“Sir Everard Dominey?” he enquired.
Dominey nodded assent. “That is my name. Have I seen you before?”
The man shook his head. “I am a cousin of Doctor Schmidt. I arrived in the Colony from Rhodesia, after your Excellency had left.”
“And how is the doctor?”
“My cousin is, as always, busy but in excellent health,” was the reply. “He sends his respectful compliments and his good wishes. Also this letter.”
With a little flourish the man produced an envelope inscribed:
To Sir Everard Dominey, Baronet,
Dominey Hall,
In the County of Norfolk,
England.
Dominey broke the seal just as Seaman entered.

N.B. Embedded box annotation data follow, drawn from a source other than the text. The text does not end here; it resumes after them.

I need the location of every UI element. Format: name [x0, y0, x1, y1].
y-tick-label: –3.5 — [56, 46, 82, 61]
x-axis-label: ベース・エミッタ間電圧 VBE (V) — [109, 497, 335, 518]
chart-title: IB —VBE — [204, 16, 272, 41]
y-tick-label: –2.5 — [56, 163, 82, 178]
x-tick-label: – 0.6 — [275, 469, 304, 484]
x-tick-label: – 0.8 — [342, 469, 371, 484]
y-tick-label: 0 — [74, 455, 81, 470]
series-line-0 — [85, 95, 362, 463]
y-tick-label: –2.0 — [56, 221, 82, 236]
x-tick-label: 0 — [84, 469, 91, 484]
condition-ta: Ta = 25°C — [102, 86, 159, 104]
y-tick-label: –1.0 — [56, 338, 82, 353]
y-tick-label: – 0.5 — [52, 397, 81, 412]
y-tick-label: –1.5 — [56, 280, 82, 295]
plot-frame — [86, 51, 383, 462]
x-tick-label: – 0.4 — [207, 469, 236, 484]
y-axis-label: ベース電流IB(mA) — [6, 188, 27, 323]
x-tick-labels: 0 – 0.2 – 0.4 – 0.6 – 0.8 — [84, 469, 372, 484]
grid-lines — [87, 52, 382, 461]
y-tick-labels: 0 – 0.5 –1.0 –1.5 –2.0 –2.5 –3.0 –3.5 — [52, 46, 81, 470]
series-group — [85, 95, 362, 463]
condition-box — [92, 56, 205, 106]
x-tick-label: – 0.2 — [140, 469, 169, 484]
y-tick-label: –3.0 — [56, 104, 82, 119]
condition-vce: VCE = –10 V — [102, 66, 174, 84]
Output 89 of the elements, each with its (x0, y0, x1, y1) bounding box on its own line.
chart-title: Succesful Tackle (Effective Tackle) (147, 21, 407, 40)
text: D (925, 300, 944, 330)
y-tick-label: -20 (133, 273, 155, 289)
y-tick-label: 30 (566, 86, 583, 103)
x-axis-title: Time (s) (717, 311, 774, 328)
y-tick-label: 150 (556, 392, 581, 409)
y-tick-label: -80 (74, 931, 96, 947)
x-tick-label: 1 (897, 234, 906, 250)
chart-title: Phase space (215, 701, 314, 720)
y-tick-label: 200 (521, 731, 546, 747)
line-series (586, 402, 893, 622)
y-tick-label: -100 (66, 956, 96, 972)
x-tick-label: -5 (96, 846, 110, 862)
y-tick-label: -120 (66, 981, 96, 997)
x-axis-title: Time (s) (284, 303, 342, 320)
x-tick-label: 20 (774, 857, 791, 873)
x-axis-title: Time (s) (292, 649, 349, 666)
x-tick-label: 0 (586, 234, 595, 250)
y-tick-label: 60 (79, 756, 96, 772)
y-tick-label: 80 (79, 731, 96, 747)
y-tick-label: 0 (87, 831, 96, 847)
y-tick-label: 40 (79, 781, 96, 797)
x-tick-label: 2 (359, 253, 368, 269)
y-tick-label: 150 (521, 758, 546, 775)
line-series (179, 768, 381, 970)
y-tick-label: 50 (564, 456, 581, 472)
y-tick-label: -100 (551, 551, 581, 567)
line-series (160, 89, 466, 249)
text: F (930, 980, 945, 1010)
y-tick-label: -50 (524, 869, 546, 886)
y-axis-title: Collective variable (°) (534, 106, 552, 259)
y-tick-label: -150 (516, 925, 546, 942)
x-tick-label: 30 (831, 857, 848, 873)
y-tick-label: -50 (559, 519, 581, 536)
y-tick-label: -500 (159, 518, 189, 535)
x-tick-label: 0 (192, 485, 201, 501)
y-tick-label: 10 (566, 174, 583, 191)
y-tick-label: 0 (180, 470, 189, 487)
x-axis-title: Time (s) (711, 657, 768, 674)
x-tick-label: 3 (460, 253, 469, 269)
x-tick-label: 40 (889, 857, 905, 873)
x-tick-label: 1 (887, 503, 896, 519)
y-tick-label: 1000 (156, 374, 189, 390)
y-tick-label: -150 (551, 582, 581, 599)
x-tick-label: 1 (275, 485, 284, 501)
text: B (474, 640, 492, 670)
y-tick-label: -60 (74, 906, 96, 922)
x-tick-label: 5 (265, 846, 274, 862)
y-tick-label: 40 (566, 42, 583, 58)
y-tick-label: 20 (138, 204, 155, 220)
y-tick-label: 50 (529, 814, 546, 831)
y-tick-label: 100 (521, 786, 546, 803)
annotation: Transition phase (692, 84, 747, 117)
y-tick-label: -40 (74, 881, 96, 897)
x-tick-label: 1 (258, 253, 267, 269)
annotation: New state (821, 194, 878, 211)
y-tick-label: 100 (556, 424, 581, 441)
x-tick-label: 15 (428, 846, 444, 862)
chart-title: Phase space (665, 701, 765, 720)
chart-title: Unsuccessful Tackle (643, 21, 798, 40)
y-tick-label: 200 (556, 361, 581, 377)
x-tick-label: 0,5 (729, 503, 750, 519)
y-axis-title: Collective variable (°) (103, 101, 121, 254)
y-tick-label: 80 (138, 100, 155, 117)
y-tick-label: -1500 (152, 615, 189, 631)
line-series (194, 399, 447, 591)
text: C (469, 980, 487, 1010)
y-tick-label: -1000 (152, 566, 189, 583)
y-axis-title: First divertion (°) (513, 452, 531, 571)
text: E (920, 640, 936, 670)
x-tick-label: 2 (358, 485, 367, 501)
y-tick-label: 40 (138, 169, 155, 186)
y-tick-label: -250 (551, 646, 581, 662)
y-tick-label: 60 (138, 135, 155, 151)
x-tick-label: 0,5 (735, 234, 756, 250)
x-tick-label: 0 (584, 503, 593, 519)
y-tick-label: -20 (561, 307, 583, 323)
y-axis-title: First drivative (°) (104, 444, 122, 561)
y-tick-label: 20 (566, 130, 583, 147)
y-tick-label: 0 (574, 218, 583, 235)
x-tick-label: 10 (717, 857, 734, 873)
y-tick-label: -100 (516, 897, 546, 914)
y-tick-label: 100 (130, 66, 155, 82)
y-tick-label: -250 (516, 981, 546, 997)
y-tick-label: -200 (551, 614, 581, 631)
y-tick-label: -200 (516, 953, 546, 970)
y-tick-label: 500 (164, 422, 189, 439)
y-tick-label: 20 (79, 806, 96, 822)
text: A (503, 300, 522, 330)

“A messenger here from Doctor Schmidt, an acquaintance of mine in East Africa,” he announced. “Mr. Seaman came home from South Africa with me,” he explained to his visitor.
The two men looked steadily into each other’s eyes. Dominey watched them, fascinated. Neither betrayed himself by even the fall of an eyelid. Yet Dominey, his perceptive powers at their very keenest in this moment which instinct told him was one of crisis, felt the unspoken, unbetokened recognition which passed between them. Some commonplace remark was uttered and responded to. Dominey read the few lines which seemed to take him back for a moment to another world:
“Honoured and Honourable Sir,
“I send you my heartiest and most respectful greeting. Of the progress of all matters here you will learn from another source.
“I recommend to your notice and kindness my cousin, the bearer of this letter—Mr. Ludwig Miller. He will lay before you certain circumstances of which it is advisable for you to have knowledge. You may speak freely with him. He is in all respects to be trusted.
“Karl Schmidt.” (Signed)
“Your cousin is a little mysterious,” Dominey remarked, as he passed the letter to Seaman. “Come, what about these circumstances?”
Ludwig Miller looked around the little room and then at Seaman. Dominey affected to misunderstand his hesitation.
“Our friend here knows everything,” he declared. “You can speak to him as to myself.”
The man began as one who has a story to tell.
“My errand here is to warn you,” he said, “that the Englishman whom you left for dead at Big Bend, on the banks of the Blue River, has been heard of in another part of Africa.”
Dominey shook his head incredulously. “I hope you have not come all this way to tell me that! The man was dead.”
“My cousin himself,” Miller continued, “was hard to convince. The man left his encampment with whisky enough to kill him, thirst enough to drink it all, and no food.”
“So I found him,” Dominey assented, “deserted by his boys and raving. To silence him forever was a child’s task.”
“The task, however, was unperformed,” the other persisted. “From three places in the colony he has been heard of, struggling to make his way to the coast.”